How am I supposed to have a baby when
these two already think they are my babies?
 Lucky girls got to come in the house that day
because it was so cold...spoiled. 
  • Not knowing what to do: I just said I have good natural maternal instincts, but that doesn't mean they are correct or will prevail every time. There is not one specific thing I am afraid I will do wrong, more like everything. The basics like nursing, bathing, dressing, sleeping, and playing. And complex things like discipline, morals, and education. Also, arbitrary things like what if his hair isn't curly like Michael's like I want or he isn't interested in science like us? What can I do to calm these fears? Get educated so I can make informed decisions, first of all. I can also ask for help from my family or a professional anytime I am overwhelmed. Other than that, there is nothing much I can do besides stay calm and wait them out.  

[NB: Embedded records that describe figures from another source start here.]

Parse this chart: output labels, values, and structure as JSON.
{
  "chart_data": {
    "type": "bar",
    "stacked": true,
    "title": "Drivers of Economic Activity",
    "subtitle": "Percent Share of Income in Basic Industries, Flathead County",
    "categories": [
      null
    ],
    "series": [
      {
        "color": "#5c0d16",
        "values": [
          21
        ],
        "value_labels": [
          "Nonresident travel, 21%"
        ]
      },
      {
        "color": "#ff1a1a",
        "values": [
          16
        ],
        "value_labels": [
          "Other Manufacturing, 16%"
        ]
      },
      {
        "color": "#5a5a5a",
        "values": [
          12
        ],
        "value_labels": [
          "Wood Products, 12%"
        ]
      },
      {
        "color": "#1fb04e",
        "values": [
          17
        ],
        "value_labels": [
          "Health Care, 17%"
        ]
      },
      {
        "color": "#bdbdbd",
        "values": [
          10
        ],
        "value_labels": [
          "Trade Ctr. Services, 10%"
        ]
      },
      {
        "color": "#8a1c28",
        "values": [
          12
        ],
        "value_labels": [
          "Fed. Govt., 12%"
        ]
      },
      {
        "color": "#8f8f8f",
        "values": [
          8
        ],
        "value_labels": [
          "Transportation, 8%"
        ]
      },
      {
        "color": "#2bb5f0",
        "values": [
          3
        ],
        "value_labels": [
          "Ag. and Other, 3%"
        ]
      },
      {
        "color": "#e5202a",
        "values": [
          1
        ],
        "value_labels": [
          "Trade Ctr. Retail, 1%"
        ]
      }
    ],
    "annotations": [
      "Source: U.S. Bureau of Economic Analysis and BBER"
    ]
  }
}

  • Postpartum Depression: I have had some depression problems in the past, and worry if I will have depression again after Jack is born. I know that some baby blues after birth is normal because rapidly changing hormones. I know all the signs and will seek out help right away if feel it is more than the normal baby blues. But I worry how it will affect my ability to be a good mother. My friend from High School recently did a post on her blog Oregon Domesticated about her experience with postpartum depression and postpartum psychosis. I remember her as very bright and bubbly person. And her daughters are both beautiful. So I was shocked when I read the story, I would have never guessed it would happen to her. She is an example of how someone can look so happy but is actually struggling on the inside. I really applaud her getting help and sharing her story for other moms. 

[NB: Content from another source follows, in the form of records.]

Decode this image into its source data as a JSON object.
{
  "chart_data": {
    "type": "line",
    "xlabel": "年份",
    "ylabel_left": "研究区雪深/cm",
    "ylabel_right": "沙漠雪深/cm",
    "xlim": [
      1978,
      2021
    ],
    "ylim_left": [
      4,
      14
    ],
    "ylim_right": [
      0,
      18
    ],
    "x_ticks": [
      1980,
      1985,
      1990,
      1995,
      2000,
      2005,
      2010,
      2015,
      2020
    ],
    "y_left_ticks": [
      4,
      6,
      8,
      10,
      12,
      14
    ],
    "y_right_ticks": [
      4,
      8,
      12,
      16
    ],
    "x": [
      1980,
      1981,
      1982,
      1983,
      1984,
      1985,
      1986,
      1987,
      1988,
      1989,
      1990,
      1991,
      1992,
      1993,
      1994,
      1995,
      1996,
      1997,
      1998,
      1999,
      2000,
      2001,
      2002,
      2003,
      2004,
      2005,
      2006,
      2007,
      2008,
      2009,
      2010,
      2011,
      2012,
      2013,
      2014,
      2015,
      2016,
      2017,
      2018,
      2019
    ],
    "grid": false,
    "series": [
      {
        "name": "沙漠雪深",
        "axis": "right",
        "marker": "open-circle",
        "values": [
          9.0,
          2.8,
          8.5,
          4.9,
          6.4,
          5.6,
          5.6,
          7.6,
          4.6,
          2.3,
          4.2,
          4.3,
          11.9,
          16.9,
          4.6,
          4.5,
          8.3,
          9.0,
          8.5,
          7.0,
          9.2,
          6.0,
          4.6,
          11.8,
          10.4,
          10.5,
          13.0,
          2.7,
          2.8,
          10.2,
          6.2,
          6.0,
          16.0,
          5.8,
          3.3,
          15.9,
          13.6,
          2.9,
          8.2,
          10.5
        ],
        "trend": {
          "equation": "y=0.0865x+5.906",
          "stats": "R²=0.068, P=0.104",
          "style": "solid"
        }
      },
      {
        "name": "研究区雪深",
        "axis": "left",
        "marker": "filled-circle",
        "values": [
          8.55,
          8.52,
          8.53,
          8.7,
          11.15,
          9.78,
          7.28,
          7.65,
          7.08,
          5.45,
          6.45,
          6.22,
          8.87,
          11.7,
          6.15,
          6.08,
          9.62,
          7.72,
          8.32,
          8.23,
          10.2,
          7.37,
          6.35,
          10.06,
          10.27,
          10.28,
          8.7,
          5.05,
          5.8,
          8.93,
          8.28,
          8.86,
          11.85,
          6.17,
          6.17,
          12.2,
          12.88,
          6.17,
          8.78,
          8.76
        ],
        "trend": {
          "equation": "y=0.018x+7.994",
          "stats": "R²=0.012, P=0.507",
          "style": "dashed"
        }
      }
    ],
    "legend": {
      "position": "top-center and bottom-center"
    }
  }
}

  • How My Cats Will React: Before I started dating Michael, I was pretty lonely. So what does a lonely single girl do? Get cats! They are both my babies. When I brought them from Hawaii after graduation, I had to leave them in Oregon for a year while I got settled in California. The day I left I told them the great Lilo and Stitch quote, "Ohana means family, and family means no one gets left behind or forgotten." I meant that for life. I chose to take-in these cats, and that means I need to care for them no matter what. These girls are pretty spoiled and get a lot of snuggles every day. I know this will change when Jack comes. And for awhile, they might not get much attention at all while I establish a routine. I already feel bad about that :-( And I worry how they will treat Jack. When I bring him home, I will show him to them so they know what that weird smell/sound is, but after than I plan to keep them pretty separate for awhile for his safety (not a problem because they live in a back room not attached to the main house). They are both nice cats, but you never know how an animal will react to a new person. Let alone one that is taking all their mommy's attention. I will just have to keep on eye on them and see how they behave. And the picture above, that is actually how I woke-up from a nap, paw on my face and all. 

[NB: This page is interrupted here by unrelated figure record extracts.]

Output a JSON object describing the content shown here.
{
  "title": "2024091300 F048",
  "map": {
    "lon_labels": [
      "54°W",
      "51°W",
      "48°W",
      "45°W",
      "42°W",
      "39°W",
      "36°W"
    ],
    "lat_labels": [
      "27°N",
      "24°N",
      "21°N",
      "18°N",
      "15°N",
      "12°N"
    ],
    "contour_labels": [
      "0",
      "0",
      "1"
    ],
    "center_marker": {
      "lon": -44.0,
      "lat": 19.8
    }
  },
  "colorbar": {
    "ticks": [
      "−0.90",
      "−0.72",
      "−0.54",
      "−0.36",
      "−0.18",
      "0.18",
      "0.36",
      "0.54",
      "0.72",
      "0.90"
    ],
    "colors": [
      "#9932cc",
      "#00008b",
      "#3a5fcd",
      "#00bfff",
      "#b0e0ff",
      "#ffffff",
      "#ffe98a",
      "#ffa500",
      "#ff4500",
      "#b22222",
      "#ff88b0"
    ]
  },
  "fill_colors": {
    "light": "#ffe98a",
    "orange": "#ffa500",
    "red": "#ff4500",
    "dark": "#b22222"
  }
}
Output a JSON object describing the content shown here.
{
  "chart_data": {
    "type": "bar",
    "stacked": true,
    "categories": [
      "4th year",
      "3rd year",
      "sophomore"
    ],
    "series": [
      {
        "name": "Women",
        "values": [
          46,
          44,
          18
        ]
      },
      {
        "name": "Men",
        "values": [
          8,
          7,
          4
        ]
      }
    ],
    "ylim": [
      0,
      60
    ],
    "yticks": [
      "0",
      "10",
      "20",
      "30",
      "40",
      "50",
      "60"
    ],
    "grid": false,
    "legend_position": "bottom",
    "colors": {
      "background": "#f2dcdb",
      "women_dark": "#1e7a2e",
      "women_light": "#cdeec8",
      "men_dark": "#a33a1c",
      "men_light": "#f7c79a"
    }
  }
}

  • Junk Food: I mentioned in my Will Your Baby Be Vegan? post that Michael and I compromised on what the baby will eat. In order to respect each other's wishes, the baby will be allowed to try all types of healthy foods and make his own choice when he is old enough. I know Michael respects me and if I say do not feed our child that meat/dairy today, he will comply. And I will not get upset if Michael asks if Jack can share some of his ice cream cone on occasion. But I am worried about other people feeding him things I do not want. Like either grandma giving him non-vegan cookies on a day when I want all vegan food. Then them telling me something like "It's just a treat, I hardly ever to see him. Do not deprive me of loving my grandson!" I don't want to fight with them over it, but I need people to respect my wishes too. I don't want him to get used to eating junk and turn into a picky eater. My husband and his sisters were, and his mom admits that she wishes she did not cave into their demands so easily. I will not let Jack become a picky eater, but it will be harder if people undermine me all the time. There is not much I can do to stop this (other than tell the grandmas they can't see Jack if they only feed him junk, which is very mean). I will just have to be open and direct (while still polite) with people.